Thank you for reading The Atlas of Ice and Fire. To help me provide better content, please consider contributing to my Patreon page and other funding methods, which will also get you exclusive content weeks before it goes live on my blogs.
Good stuff, and I love the new maps.
The Westlands would probably be drier than they are in the books, based off the geography. The storms from the south would bring rain, but most of the area is surrounded by mountain ranges on three sides – I suspect most of it would look like the Great Plains in practice.
It’s always been interesting to me that the Blight is a latitudinal thing, effectively like the planet is wearing a “Blight Cap” on the north. It doesn’t radiate outward evenly-ish from Shayol Ghul in the Blasted Lands, and there’s Blight over in Seanchan despite it being much farther away from Shayol Ghul than the Borderlands. Obviously this was for storytelling reasons, because it creates a cool Blightborder with tough Borderland nations abutting the Mountains of Dhoom.

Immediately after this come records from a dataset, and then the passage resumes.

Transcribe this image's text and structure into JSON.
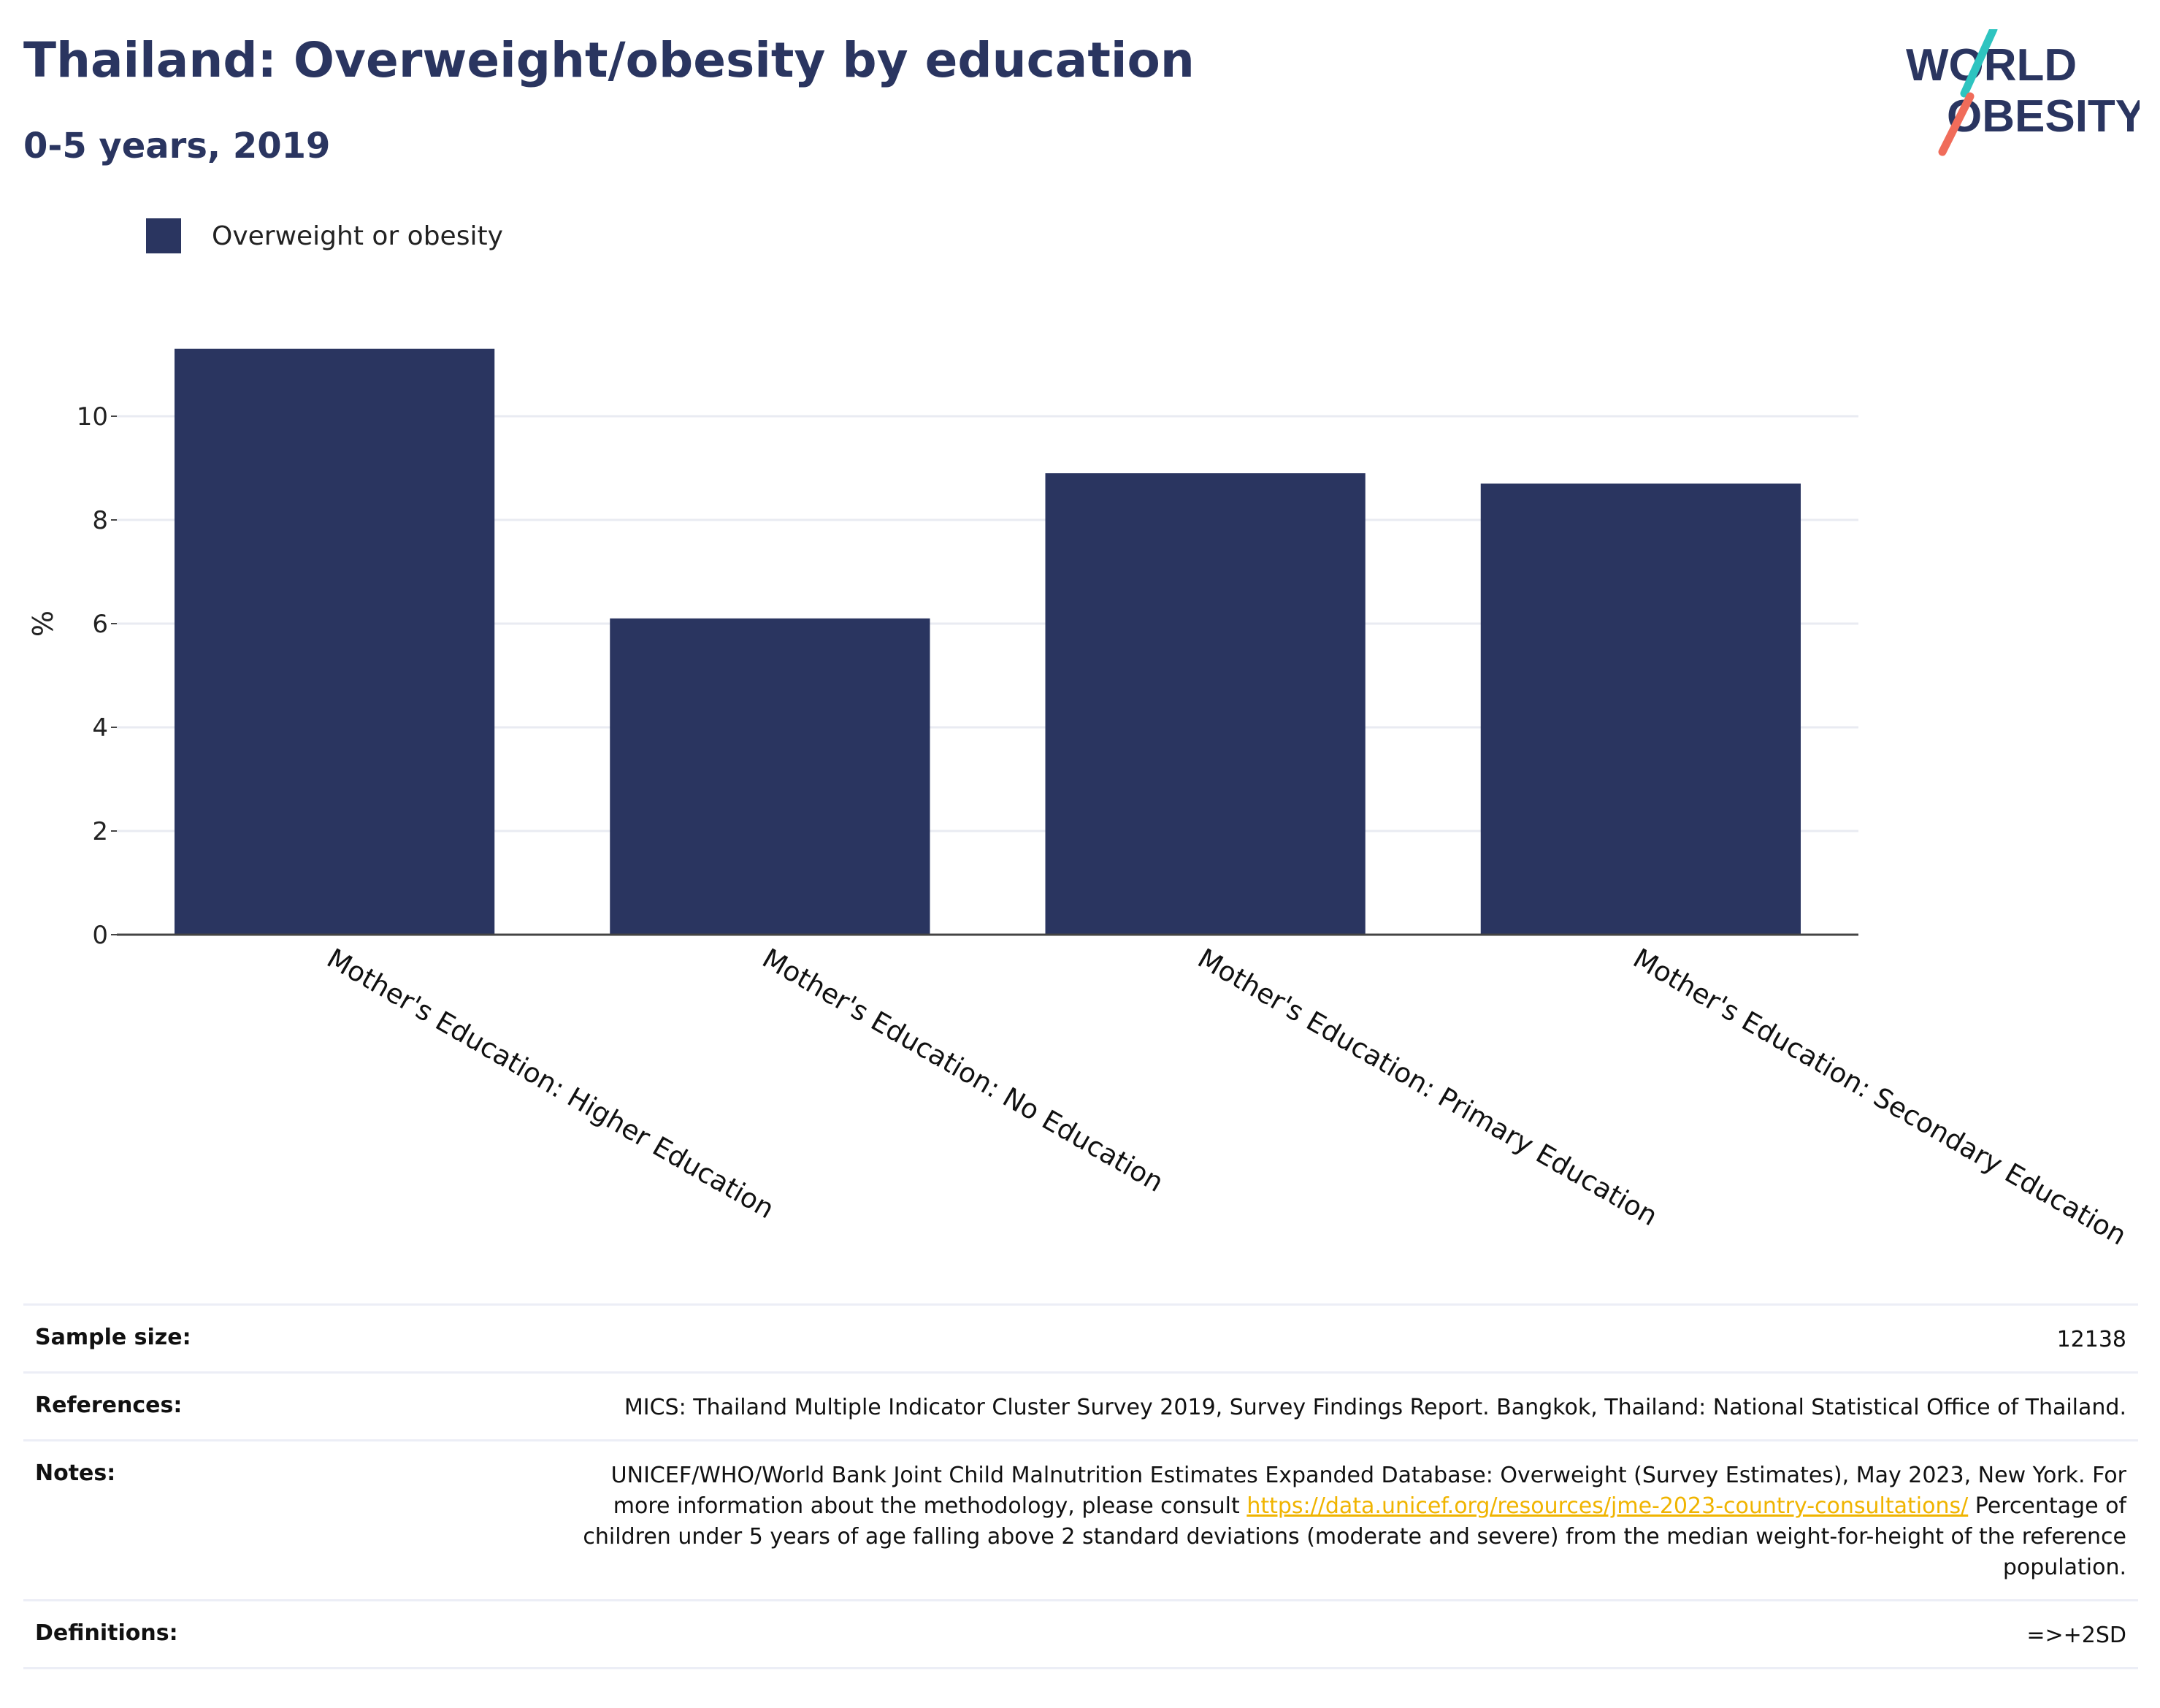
{
  "header": {
    "title": "Thailand: Overweight/obesity by education",
    "subtitle": "0-5 years, 2019"
  },
  "logo": {
    "line1": "WORLD",
    "line2": "OBESITY",
    "accent_teal": "#2ec4c0",
    "accent_coral": "#f06c5a"
  },
  "legend": {
    "label": "Overweight or obesity",
    "color": "#2a3560"
  },
  "chart_data": {
    "type": "bar",
    "categories": [
      "Mother's Education: Higher Education",
      "Mother's Education: No Education",
      "Mother's Education: Primary Education",
      "Mother's Education: Secondary Education"
    ],
    "series": [
      {
        "name": "Overweight or obesity",
        "values": [
          11.3,
          6.1,
          8.9,
          8.7
        ],
        "color": "#2a3560"
      }
    ],
    "ylabel": "%",
    "xlabel": "",
    "ylim": [
      0,
      12
    ],
    "yticks": [
      0,
      2,
      4,
      6,
      8,
      10
    ],
    "grid": true
  },
  "meta": {
    "sample_size": {
      "label": "Sample size:",
      "value": "12138"
    },
    "references": {
      "label": "References:",
      "value": "MICS: Thailand Multiple Indicator Cluster Survey 2019, Survey Findings Report. Bangkok, Thailand: National Statistical Office of Thailand."
    },
    "notes": {
      "label": "Notes:",
      "text_before": "UNICEF/WHO/World Bank Joint Child Malnutrition Estimates Expanded Database: Overweight (Survey Estimates), May 2023, New York. For more information about the methodology, please consult ",
      "link": "https://data.unicef.org/resources/jme-2023-country-consultations/",
      "text_after": " Percentage of children under 5 years of age falling above 2 standard deviations (moderate and severe) from the median weight-for-height of the reference population."
    },
    "definitions": {
      "label": "Definitions:",
      "value": "=>+2SD"
    }
  }
}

No sea-going shadowspawn, apparently, judging by the Dead Sea. Aile Dashar looks awfully close to the Blightborder in the water – I wish it came up at some point in the books.
LikeLike
I think the blight is more influence than latitude based. Where the shadowspawn have control, the blight takes over, such as demonstrated by Malkier. The lands more hospitable to humans naturally have populations that resist the creep. So the blight spreads from Shayol Ghul until it reaches a place where resistance is too great, which would naturally correlate to a rough latitude, based on hospitable climes.
LikeLike
The water in Seanchan looks odd.
* A lake drains in two directions.
* A river next to the sea flows inland, into a lake, turning again towards the sea and flowing over a mountain.
* A similar cross-mountain flowing river near Seandar.
* The river at Kirendad splits in two directions.
* The Shon Kifar at ends at the tip of the peninsula.
LikeLike
Yup, Seanchan was not mapped with as much care as the main continent (which is hardly an example of the cartographic arts).
Seanchan does have the excuse that it has mass geoengineering projects undertaken by the One Power on a colossal scale, which may (emphasis on may) explain some of the oddities.